It has been quite the roller-coaster ride for Palantir (PLTR) shareholders in the past few years. After going public in 2021, the stock entered an 80% drawdown in the 2022 bear market. Since then, it has clawed its way back with a vengeance. Shares have risen close to 500% in the past three years, making Palantir one of the best-performing stocks in the market.

Why? Two words: artificial intelligence (AI). Palantir is a software and services provider of AI tools to the government, military, and big business. Everyone loves AI stocks right now. It is seeing increasing adoption and contract wins that are driving the stock higher. But are investors who buy in 2025 too late to the party? Let's dive into Palantir stock and see if it is a buy for your portfolio this calendar year.

AI for national security (and businesses)

Palantir's software uses AI and other analytical tools to help large organizations garner insights from their data. Its custom solutions are catered to organizational needs. For example, it has contracts with the U.S. military, CIA, and other government agencies. Last quarter alone U.S. government revenue was $320 million and growing 40% year over year.

It looks like this growth is set to continue, as the company is signing huge contracts with the U.S. government. One example is a $618 million deal with the U.S. Army for a period of up to four years just recently signed. The U.S. government -- likely the largest organization in the world -- has a sprawling set of data sources that can be a pain to deal with. Just think of how hard it is to organize the data in your personal life and multiply that by a million. This is what the U.S. government is dealing with and why it is willing to pay Palantir a pretty penny to organize and analyze it.

To expand its addressable market, Palantir has shifted its focus to selling its AI tools to large enterprises. Using the government's performance with Palantir as a selling point, Palantir has made rapid inroads in selling its services to companies. U.S. commercial revenue was Palantir's fastest-growing segment last quarter, growing a rapid 54% year over year to $179 million.

Large growth prospects and room for profit margin expansion

With less than $200 million in quarterly revenue from its U.S. commercial segment, I believe Palantir has a long runway to sell its software to businesses. Last quarter alone it closed 104 deals worth over $1 million and grew its customer count 39% year over year. Software and analytical tools are sticky and usually see growing spend from customers over time. As Palantir gains more customers, its revenue should grow even faster and help consolidated revenue march higher over the next five years.
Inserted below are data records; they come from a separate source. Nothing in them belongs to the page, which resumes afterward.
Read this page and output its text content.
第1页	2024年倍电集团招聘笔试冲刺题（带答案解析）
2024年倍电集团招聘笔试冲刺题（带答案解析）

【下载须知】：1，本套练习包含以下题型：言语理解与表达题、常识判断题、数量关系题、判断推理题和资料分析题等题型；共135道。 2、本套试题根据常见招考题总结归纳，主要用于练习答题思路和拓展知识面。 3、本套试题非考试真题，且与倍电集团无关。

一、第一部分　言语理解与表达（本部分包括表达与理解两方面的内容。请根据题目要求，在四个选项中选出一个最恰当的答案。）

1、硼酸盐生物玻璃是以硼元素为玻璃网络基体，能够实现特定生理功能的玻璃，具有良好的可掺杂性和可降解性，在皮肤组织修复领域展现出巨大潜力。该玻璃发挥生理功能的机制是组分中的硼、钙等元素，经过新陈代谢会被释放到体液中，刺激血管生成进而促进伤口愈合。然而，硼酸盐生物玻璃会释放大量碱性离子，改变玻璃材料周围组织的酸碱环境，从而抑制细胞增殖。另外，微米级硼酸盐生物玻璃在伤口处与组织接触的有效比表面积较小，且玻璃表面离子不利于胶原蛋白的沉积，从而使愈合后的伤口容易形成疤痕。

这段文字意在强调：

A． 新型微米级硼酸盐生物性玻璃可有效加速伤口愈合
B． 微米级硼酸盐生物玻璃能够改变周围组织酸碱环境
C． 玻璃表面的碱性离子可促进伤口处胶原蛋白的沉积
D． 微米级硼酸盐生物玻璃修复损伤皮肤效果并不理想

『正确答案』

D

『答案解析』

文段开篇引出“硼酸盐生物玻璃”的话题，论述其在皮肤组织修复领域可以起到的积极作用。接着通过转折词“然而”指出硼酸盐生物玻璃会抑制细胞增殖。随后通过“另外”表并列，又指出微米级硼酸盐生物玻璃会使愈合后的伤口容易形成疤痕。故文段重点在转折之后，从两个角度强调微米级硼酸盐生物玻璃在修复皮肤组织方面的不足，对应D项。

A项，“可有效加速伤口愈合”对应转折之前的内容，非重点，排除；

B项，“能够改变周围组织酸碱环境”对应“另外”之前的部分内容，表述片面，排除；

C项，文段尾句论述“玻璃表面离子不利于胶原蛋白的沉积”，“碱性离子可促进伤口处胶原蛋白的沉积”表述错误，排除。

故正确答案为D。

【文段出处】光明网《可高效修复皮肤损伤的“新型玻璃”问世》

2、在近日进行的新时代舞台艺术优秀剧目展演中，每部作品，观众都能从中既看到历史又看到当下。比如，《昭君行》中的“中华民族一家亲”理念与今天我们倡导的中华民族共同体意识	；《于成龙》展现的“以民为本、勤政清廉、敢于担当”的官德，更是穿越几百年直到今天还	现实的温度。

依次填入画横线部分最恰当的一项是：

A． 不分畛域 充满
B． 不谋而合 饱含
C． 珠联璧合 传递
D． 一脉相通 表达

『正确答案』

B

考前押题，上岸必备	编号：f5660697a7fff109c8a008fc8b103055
On the profitability front, Palantir has a lot of room for improvement. Over the last 12 months, its operating margin was only 13%. To be fair, this is a big improvement from years past and is low because of Palantir's reinvestment for growth, but it is still lower than most software businesses. With sky-high gross margins above 80%, I expect Palantir's operating margin to expand past 20% and eventually 30% in the next five years. This will help its bottom-line profits soar once this business starts maturing.

PLTR Revenue (TTM) Chart

PLTR Revenue (TTM) data by YCharts

Is it too late to buy Palantir stock?

Palantir stock is up 500% in the past three years and now sports a market cap of $180 billion, making it one of the 100 largest companies in the world. It's shocking when you think hard on it. This little software company with $2.6 billion in revenue is valued as one of the biggest companies on this earth, at least by market capitalization.

This is why I agree that it is too late to buy Palantir stock in 2025. If the company grows its revenue by 40% for the next five years, its revenue will hit $14 billion. Assuming its bottom-line profit margin can expand to 30%, that is $4.2 billion in annual earnings five years from now. This is a very optimistic scenario, and one I think is unlikely to even occur, although it doesn't mean Palantir won't grow earnings over the next five years.

Earnings of $4.2 billion versus a market cap of $180 billion is a price-to-earnings ratio (P/E) of 43. What this means is even if Palantir puts up 40% growth for five straight years and expands its profit margin to 30%, it will still trade at a nosebleed earnings ratio. Expectations are much too high for Palantir stock. It is highly unlikely investors will be happy buying today and holding for the next five years. Price matters when investing. Stay away from the hyped-up Palantir stock, at least for now.